Even though this is only quick-rated chess, the losses are just as painful. I knew I had blundered my Ne4 as soon as I picked up the pawn to play 6…d6, and said to Peter “I bet you get that a lot” to which he replied “Daniel (Expert) fell for it once.” I could have gone home at that point, but I was already in the mode to play a chess game.
After the game (I was expecting 6.Be3 instead of a 6.Be2), I pointed out that I could have equalized with 6…Bc5, 7.0-0 Nxf2, 8.RxNf2 BxRf2, 9.KxBf2 d6 (keeping two pawns and rook for bishop and knight) 10.Bg5 (best, and Peter’s choice) f6, 11.Be3 (also Peter’s choice) 0-0, 12.Kg1, and it’s equal with White having a shade of an advantage according to Houdini, but 7…Qe7 is also equal, 0.0.
After the game, Peter pointed out that he could have won a pawn with 12.Nxe5.
The time controls for this event are G/24, Inc 5 seconds. I hate having a 5 second increment vs. a delay because I always need five seconds anyway, and it’s like Bronstein time-control where it only gives you the time after your move. I had five seconds remaning, spent two seconds on the move, thought I’d made it in plenty of time but still flagged; with a five second delay vs. a five second increment, the flag should not have happened since I would still have let’s say one second on my clock after the five second delay – although at this point I could have cared less since I knew I was dead lost.

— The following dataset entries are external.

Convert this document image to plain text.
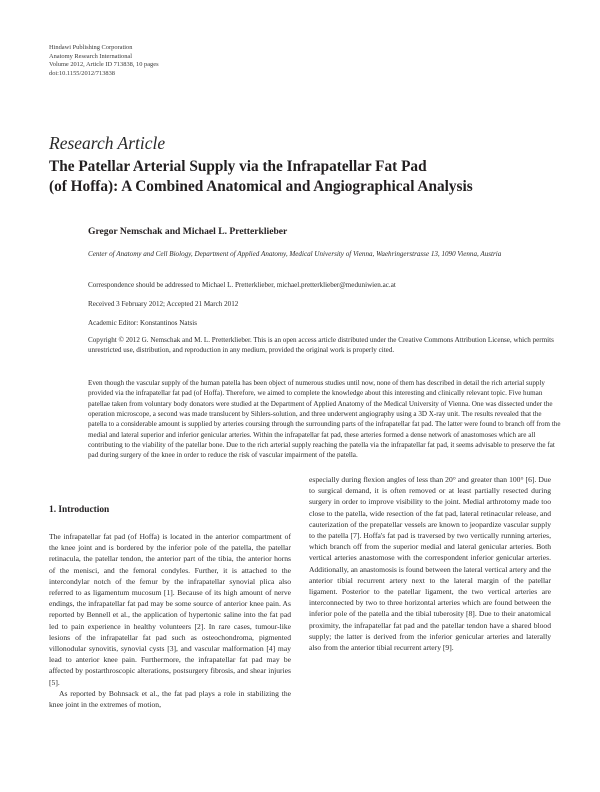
Hindawi Publishing Corporation
Anatomy Research International
Volume 2012, Article ID 713838, 10 pages
doi:10.1155/2012/713838
Research Article
The Patellar Arterial Supply via the Infrapatellar Fat Pad
(of Hoffa): A Combined Anatomical and Angiographical Analysis
Gregor Nemschak and Michael L. Pretterklieber
Center of Anatomy and Cell Biology, Department of Applied Anatomy, Medical University of Vienna, Waehringerstrasse 13, 1090 Vienna, Austria
Correspondence should be addressed to Michael L. Pretterklieber, michael.pretterklieber@meduniwien.ac.at
Received 3 February 2012; Accepted 21 March 2012
Academic Editor: Konstantinos Natsis
Copyright © 2012 G. Nemschak and M. L. Pretterklieber. This is an open access article distributed under the Creative Commons Attribution License, which permits unrestricted use, distribution, and reproduction in any medium, provided the original work is properly cited.
Even though the vascular supply of the human patella has been object of numerous studies until now, none of them has described in detail the rich arterial supply provided via the infrapatellar fat pad (of Hoffa). Therefore, we aimed to complete the knowledge about this interesting and clinically relevant topic. Five human patellae taken from voluntary body donators were studied at the Department of Applied Anatomy of the Medical University of Vienna. One was dissected under the operation microscope, a second was made translucent by Sihlers-solution, and three underwent angiography using a 3D X-ray unit. The results revealed that the patella to a considerable amount is supplied by arteries coursing through the surrounding parts of the infrapatellar fat pad. The latter were found to branch off from the medial and lateral superior and inferior genicular arteries. Within the infrapatellar fat pad, these arteries formed a dense network of anastomoses which are all contributing to the viability of the patellar bone. Due to the rich arterial supply reaching the patella via the infrapatellar fat pad, it seems advisable to preserve the fat pad during surgery of the knee in order to reduce the risk of vascular impairment of the patella.
1. Introduction

The infrapatellar fat pad (of Hoffa) is located in the anterior compartment of the knee joint and is bordered by the inferior pole of the patella, the patellar retinacula, the patellar tendon, the anterior part of the tibia, the anterior horns of the menisci, and the femoral condyles. Further, it is attached to the intercondylar notch of the femur by the infrapatellar synovial plica also referred to as ligamentum mucosum [1]. Because of its high amount of nerve endings, the infrapatellar fat pad may be some source of anterior knee pain. As reported by Bennell et al., the application of hypertonic saline into the fat pad led to pain experience in healthy volunteers [2]. In rare cases, tumour-like lesions of the infrapatellar fat pad such as osteochondroma, pigmented villonodular synovitis, synovial cysts [3], and vascular malformation [4] may lead to anterior knee pain. Furthermore, the infrapatellar fat pad may be affected by postarthroscopic alterations, postsurgery fibrosis, and shear injuries [5].

As reported by Bohnsack et al., the fat pad plays a role in stabilizing the knee joint in the extremes of motion,

especially during flexion angles of less than 20° and greater than 100° [6]. Due to surgical demand, it is often removed or at least partially resected during surgery in order to improve visibility to the joint. Medial arthrotomy made too close to the patella, wide resection of the fat pad, lateral retinacular release, and cauterization of the prepatellar vessels are known to jeopardize vascular supply to the patella [7]. Hoffa's fat pad is traversed by two vertically running arteries, which branch off from the superior medial and lateral genicular arteries. Both vertical arteries anastomose with the correspondent inferior genicular arteries. Additionally, an anastomosis is found between the lateral vertical artery and the anterior tibial recurrent artery next to the lateral margin of the patellar ligament. Posterior to the patellar ligament, the two vertical arteries are interconnected by two to three horizontal arteries which are found between the inferior pole of the patella and the tibial tuberosity [8]. Due to their anatomical proximity, the infrapatellar fat pad and the patellar tendon have a shared blood supply; the latter is derived from the inferior genicular arteries and laterally also from the anterior tibial recurrent artery [9].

21.KxRa2? 21.e5!, since after 21…Qxe5, Black no longer has the discovery on White’s queen. I was planning 21….Bxb3+, 22.QxBb3, but then 22….Ra8! anyway -+ (-1). It’s embarrassing how much my game breaks down at this quicker time-control. It’s odd how much easier it seems to play a 5/5 blitz game online than an entire G/24 quick-chess game. Also, though, each round gets more fatiguing (especially as I end up watching some of the other games finish). It’s impressive how well that the top players in the world can play _OTB_.

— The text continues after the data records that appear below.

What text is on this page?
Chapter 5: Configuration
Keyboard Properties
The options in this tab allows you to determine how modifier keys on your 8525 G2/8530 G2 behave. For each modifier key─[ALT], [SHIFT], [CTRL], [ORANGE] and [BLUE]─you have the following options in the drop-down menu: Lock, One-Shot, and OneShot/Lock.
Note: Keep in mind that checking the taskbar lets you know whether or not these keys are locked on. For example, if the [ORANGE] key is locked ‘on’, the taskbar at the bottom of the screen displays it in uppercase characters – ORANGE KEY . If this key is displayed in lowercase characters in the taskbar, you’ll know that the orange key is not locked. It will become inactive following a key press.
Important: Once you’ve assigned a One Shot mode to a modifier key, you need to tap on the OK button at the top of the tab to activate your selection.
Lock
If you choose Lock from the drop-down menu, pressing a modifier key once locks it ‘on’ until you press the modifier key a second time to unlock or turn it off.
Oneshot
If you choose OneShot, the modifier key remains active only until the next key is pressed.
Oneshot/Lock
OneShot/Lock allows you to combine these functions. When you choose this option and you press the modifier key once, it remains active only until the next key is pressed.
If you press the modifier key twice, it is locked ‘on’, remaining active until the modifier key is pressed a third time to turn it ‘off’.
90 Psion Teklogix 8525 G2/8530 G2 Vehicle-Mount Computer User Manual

Despite the fact that Doug has never won a rated chess game, it’s still fun to see if you can mate him before he flags. I spent 6 minutes on one move, and still ended up with 11 minutes remaining. I mated him, and by the time he figured that out he had also flagged.
14.b4? I was anticipating the continuation 14.a3 Rad8, which is #1 by Houdini. After his blunder, I knew which direction this game was headed for.
Next Tuesday will conclude with the final three rounds. There were some upsets as it seems none of us are pro enough to handle our business, the way we would with slow-chess, at this time-control.